Japanese barberry plants are Lyme disease habitat

The Japanese Barberry plant grows easily in any setting, domestic or wild. The barberry is dense and thorny. This means it’s not normally favored by the animals that browse woody plants. But this bush’s density provides a seasonable habitat favored by humidity loving deer ticks.

How good of a home is the Japanese barberry for deer ticks? Studies of Wisconsin deer tick densities have found that forests lacking barberry have about 10 ticks per acre; barberry infested forests have 120 ticks per acre.

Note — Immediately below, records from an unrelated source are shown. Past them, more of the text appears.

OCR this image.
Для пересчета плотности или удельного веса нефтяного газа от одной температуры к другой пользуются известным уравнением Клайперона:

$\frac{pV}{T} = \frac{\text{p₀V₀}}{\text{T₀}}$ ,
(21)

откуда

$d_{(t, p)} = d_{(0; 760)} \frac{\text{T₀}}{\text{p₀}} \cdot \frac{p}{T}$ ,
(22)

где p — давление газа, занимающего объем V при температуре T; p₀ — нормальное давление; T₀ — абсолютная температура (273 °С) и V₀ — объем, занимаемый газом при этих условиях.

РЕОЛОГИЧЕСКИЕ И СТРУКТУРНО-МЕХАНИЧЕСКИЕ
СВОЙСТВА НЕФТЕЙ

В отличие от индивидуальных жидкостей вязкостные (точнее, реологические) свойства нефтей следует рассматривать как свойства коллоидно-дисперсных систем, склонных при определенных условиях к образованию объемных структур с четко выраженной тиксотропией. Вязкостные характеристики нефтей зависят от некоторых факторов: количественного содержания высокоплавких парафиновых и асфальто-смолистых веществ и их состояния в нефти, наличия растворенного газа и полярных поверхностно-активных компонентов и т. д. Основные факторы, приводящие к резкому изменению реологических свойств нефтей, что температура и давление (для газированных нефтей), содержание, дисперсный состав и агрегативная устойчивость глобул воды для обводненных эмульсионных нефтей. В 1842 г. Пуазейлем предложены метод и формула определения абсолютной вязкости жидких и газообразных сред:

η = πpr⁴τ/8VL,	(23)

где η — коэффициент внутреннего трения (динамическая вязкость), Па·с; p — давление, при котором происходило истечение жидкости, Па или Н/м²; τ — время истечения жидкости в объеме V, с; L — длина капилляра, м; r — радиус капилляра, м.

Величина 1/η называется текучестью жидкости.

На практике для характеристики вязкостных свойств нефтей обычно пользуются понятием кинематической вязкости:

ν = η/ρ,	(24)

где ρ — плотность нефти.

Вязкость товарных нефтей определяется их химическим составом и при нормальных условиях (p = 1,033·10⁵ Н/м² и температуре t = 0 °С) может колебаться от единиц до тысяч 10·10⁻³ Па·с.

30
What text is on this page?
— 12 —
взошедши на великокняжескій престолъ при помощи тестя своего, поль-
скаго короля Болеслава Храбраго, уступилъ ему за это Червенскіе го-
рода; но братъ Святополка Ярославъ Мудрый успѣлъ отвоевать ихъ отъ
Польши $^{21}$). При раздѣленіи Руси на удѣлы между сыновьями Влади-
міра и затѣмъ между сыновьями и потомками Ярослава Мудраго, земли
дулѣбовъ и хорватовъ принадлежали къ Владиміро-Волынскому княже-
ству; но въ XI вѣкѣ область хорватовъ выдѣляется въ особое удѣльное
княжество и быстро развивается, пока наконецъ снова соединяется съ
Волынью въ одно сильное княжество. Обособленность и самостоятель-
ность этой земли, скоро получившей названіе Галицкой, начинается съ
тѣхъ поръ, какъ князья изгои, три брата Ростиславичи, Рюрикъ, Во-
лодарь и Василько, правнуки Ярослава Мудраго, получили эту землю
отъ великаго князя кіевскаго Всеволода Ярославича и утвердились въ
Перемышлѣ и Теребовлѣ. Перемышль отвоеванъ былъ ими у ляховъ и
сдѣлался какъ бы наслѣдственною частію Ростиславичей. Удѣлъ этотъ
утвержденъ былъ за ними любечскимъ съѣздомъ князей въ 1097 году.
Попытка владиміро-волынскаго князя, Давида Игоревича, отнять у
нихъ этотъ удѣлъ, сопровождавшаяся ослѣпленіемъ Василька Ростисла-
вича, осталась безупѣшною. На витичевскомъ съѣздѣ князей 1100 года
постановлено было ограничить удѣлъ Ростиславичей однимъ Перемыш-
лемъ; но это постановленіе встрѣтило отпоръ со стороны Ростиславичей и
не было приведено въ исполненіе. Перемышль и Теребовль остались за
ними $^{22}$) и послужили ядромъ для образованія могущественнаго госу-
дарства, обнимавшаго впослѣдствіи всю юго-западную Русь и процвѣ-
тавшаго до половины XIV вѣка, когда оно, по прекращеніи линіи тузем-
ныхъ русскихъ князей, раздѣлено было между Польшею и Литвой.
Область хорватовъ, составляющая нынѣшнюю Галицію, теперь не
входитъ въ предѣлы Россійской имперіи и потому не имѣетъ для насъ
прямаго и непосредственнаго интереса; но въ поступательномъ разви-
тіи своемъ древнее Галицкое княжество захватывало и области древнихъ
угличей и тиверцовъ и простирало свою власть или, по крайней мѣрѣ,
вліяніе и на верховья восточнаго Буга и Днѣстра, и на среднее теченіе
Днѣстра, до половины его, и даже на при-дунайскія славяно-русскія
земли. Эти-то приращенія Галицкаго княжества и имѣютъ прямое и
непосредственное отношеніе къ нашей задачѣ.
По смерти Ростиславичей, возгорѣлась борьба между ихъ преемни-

Why do deer ticks thrive in barberry bushes? Their umbrella-like shape retains moisture within its confines. This makes for a humid zone. The deer tick can be active about two-thirds of a day in above freezing temperatures when the soil is not frozen or snow covered. Most deer tick habitats lack needed humidity for 1/3 of a day. That’s when the deer tick crawls off most plants. It must seek a moist shelter on or in the soil to stay alive when most plants loose their dew. However, the barberry provides what most other plants cannot: A humid habitat from which to be active 23-24 hours a day.

At ground level, under the barberry’s shelter, small nesting rodents also find refuge. Tick-bitten rodents (and other small creatures) serve as reservoirs for the one or more tick borne bacteria or amoebas which can pass from an infected deer tick into its hosts blood. The next deer tick, feeding on an infected rodent, may then ingest the infectious agent(s). And so this cycle goes on and on. But deer ticks and tick borne disease do not remain confined under the barberry.

The Japanese barberry’s bright red berries add their color to Wisconsin autumns. But its cozy environs incidentally serve as a powerful habitat for the tick borne disease cycle that harms far too many human lives in our region.